RDC : la presse sous bonne garde dans le Kivu
Dans le Nord-Kivu, alors que les tensions entre le M23 et les forces armées congolaises sont toujours aussi vives, Reporter sans frontières (RSF) dénonce les conditions de travail des journalistes, marquées par la censure établie par les rebelles comme par les autorités congolaises.

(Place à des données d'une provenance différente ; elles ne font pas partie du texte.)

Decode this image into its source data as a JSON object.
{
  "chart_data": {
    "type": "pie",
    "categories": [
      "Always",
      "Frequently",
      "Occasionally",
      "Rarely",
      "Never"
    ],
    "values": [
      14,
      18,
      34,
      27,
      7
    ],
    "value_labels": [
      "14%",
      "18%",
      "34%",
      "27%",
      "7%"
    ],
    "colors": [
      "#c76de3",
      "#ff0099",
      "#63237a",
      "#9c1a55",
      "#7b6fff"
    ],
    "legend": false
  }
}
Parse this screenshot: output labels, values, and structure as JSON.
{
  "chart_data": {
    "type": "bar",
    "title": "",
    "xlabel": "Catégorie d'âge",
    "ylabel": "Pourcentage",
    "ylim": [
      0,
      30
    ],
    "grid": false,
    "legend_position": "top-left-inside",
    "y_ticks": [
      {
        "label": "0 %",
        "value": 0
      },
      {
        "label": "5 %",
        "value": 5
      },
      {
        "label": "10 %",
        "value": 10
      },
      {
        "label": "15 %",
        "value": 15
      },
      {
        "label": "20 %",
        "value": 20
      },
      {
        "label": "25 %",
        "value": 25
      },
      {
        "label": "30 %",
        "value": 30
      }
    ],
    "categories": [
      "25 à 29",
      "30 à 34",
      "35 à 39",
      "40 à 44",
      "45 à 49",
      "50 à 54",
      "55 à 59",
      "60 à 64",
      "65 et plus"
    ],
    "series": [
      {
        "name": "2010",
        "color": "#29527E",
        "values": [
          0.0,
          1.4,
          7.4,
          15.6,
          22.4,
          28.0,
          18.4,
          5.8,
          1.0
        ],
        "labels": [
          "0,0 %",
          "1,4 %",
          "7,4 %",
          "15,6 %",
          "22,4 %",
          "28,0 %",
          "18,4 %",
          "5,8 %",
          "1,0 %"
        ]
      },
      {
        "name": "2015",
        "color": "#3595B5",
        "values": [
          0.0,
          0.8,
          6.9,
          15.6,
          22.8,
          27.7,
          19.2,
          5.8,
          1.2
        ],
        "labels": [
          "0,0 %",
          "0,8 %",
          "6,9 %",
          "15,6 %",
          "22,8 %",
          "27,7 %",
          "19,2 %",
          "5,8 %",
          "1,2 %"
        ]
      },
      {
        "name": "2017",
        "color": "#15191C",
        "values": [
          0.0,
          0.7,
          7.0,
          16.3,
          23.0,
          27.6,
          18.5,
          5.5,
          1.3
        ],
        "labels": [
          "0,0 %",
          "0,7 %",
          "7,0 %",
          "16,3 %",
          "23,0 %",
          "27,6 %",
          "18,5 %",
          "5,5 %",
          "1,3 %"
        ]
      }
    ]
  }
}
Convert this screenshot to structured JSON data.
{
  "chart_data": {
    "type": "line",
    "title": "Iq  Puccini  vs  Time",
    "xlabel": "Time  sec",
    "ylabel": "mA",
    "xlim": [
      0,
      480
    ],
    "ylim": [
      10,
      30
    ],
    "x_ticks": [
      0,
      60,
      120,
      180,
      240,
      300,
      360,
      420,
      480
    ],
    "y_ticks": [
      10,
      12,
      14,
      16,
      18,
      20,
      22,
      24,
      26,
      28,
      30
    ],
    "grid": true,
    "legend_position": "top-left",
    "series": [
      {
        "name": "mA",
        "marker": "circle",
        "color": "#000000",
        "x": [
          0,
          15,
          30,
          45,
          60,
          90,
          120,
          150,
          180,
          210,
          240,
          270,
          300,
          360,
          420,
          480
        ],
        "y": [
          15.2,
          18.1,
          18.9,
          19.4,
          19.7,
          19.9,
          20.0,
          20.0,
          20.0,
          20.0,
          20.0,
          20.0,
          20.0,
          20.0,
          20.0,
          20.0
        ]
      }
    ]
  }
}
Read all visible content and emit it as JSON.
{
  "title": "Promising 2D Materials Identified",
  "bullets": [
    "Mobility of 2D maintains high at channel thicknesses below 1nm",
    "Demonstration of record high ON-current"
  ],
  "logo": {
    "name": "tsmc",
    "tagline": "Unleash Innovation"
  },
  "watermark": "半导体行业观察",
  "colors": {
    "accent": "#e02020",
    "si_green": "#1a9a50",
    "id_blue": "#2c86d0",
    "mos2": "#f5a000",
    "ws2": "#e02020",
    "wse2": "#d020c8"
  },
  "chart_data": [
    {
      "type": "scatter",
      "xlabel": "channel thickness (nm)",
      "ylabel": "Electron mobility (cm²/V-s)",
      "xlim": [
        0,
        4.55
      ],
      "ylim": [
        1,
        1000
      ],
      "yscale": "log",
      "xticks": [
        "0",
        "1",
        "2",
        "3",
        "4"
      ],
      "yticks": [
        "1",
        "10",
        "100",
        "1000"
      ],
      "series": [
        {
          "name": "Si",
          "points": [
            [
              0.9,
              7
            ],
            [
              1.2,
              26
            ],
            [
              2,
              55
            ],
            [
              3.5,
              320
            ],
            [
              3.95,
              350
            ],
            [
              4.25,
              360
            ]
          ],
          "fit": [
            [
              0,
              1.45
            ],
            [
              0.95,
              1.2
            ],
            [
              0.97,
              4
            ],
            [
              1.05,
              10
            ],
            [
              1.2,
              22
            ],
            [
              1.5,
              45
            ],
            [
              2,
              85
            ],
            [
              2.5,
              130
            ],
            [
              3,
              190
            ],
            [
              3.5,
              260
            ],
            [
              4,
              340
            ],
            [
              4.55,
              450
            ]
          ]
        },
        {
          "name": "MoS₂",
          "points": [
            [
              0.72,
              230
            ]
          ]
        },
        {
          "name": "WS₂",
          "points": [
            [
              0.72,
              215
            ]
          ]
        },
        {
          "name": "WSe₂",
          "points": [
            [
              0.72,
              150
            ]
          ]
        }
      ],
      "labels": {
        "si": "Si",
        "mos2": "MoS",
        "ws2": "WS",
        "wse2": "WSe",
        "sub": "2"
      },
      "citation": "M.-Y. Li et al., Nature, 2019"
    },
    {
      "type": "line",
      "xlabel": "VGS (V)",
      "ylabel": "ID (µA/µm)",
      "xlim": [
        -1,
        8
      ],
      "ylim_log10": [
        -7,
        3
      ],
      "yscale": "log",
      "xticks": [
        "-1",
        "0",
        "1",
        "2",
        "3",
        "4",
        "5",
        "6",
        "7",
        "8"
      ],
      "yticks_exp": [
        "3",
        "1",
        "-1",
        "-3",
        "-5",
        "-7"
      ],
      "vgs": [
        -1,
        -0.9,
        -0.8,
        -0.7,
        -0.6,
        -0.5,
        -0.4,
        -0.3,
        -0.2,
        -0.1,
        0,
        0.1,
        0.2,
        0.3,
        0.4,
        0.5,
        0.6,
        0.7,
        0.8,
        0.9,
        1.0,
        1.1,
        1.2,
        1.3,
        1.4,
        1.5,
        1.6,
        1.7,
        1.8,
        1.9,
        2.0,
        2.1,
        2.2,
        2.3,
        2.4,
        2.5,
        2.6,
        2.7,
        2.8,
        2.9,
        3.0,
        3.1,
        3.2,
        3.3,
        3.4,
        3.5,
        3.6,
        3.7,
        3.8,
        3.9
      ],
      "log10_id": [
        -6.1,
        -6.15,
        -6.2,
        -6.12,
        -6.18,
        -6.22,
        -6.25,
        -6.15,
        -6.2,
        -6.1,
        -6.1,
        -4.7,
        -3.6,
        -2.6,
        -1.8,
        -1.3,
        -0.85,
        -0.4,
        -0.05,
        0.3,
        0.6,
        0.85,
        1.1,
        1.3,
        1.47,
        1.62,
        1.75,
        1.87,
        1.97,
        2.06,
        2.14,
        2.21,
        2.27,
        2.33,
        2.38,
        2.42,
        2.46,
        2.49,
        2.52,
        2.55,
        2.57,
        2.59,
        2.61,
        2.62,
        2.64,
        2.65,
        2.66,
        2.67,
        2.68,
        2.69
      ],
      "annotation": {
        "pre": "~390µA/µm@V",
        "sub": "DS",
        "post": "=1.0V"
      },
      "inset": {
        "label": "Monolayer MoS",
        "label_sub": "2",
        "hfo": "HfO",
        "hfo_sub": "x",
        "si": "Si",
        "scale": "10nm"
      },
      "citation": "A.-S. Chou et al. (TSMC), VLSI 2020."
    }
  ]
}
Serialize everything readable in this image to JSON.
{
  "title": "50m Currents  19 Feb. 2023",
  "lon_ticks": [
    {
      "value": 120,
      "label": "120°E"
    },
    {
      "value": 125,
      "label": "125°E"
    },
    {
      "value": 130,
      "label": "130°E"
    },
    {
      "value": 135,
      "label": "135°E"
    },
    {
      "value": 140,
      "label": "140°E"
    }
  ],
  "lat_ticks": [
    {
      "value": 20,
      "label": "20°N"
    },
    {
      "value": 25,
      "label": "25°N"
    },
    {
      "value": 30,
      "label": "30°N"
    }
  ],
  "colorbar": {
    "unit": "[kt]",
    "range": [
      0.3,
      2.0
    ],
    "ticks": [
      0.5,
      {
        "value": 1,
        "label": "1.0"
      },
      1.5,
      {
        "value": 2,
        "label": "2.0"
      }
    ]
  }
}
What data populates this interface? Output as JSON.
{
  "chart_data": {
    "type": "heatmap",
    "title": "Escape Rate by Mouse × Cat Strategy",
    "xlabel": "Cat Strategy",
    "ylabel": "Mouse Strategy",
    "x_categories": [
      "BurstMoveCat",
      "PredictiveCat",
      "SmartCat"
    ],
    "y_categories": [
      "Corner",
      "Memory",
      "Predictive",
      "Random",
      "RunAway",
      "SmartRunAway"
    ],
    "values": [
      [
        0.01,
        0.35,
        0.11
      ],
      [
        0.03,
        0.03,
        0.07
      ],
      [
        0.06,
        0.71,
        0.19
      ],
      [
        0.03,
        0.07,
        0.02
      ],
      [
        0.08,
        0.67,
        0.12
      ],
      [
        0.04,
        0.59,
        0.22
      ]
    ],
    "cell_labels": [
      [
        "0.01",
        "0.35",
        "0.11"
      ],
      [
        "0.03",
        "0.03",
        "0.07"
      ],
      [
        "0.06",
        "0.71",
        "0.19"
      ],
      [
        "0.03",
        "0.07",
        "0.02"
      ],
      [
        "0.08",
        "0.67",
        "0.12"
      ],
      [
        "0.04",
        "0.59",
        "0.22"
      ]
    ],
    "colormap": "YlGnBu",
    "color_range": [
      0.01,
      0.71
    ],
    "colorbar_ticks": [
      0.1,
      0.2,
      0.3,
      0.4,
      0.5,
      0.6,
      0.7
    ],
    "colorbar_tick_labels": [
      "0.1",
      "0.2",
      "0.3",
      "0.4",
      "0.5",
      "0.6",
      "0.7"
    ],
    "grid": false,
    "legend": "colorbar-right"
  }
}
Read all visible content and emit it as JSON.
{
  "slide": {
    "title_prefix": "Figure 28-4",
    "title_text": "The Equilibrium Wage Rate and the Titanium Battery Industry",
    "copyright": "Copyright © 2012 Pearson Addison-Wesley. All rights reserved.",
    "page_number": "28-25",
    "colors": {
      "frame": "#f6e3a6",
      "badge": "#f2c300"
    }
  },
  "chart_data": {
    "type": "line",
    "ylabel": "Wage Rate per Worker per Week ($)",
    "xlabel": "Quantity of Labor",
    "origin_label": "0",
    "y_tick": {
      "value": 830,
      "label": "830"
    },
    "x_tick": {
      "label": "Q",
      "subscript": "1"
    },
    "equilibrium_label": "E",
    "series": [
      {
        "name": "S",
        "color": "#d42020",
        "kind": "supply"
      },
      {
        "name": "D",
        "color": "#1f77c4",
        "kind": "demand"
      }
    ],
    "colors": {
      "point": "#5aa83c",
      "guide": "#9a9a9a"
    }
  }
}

Le journalisme est « menacé de mort » dans les zones contrôlées par la rébellion du Mouvement du 23 mars (M23), active dans l’est de la République démocratique du Congo (RDC), a déclaré vendredi Reporter sans frontières (RSF). « Le paysage médiatique dans les territoires sous contrôle du M23 est marqué par les menaces, la censure, le contrôle des lignes éditoriales, le prise en otage des médias et parfois les enlèvements de journalistes », écrit RSF dans un rapport publié le 24 mai. L’ONG a déjà interpellé la rébellion en formulant des accusations similaires dans le passé.
« Les agents de renseignement du M23 débarquent chaque soir dans la rédaction et lisent tous les papiers d’information, a confié à RSF un rédacteur en chef. Ce sont eux qui décident quelles informations nous pouvons diffuser et quelles autres nous devons taire. Vous n’avez aucun droit de refuser, au risque de vous faire tuer. » Des propos confirmés par Tchivis Tshivuadi, responsable de Journaliste en Danger (JED). « Les journalistes travaillent sous pression. Si vous dénoncez les M23, ils vous menacent. Ils vous harcèlent de messages et d’appels téléphoniques… Et s’ils dénoncent cette situation à travers les associations, ils sont encore plus sujet à des pressions. »
RSF estime que « près d’une dizaine de journalistes au moins, peut-être beaucoup plus », ont dû fuir la zone sous contrôle du M23. Mais une fois en zone sous contrôle FARDC, les journalistes sont « espionnés, gardés à l’œil par les services de renseignements de l’État congolais ». L’organisation cite l’exemple de Blaise Bahisha de la radio Sauti ya Rutchuru. Suspecté d’espionnage pour le compte du M23, ce journaliste a été arrêté par l’armée congolaise à Goma, le 17 avril. « Il est détenu de manière totalement abusive, affirme Tchivis Tshivuadi. Nous réclamons sa libération sans condition. » Pour Tchivis Tshivuadi, mis à part l’armée qui restreint la communication autour des opérations militaires, c’est surtout l’Agence nationale de renseignement qui surveille les journalistes du Kivu.
"Notre mouvement est dirigé par un ancien journaliste"
De son côté, René Abandi, chargé des relations extérieures du M23, dément ces accusations. « C’est un mensonge grossier, nous sommes victimes de faux témoignages. Le gouvernement de ce pays est très fort pour orchestrer des campagnes contre nous », explique-t-il à RSF.
« Notre mouvement est dirigé par un ancien journaliste, porte-parole et attaché de presse (Bertrand Bisimwa). Je peux vous garantir que nous voulons des médias libres, nous voulons que ceux qui nous critiquent puissent s’exprimer », a-t-il ajouté. Mais le M23 n’est pas le seul à empêcher les journalistes de travailler librement. « A Béni, les groupes Maï-Maï continuent à surveiller les journalistes », affirme Tchivis Tshivuadi.
Lundi 20 mai, et après plusieurs mois de trêve, de violents combats ont opposé l’armée et le M23 à une dizaine de kilomètres de Goma, capitale de la province riche et instable du Nord-Kivu. Les affrontements ont poussé 30 000 personnes à fuir vers Goma, notamment. RSF déplore « les pertes civiles et les dégâts causés par la reprise des hostilités », se déclarant « particulièrement inquiète pour les acteurs de l’information, lesquels sont empêchés d’exercer librement ».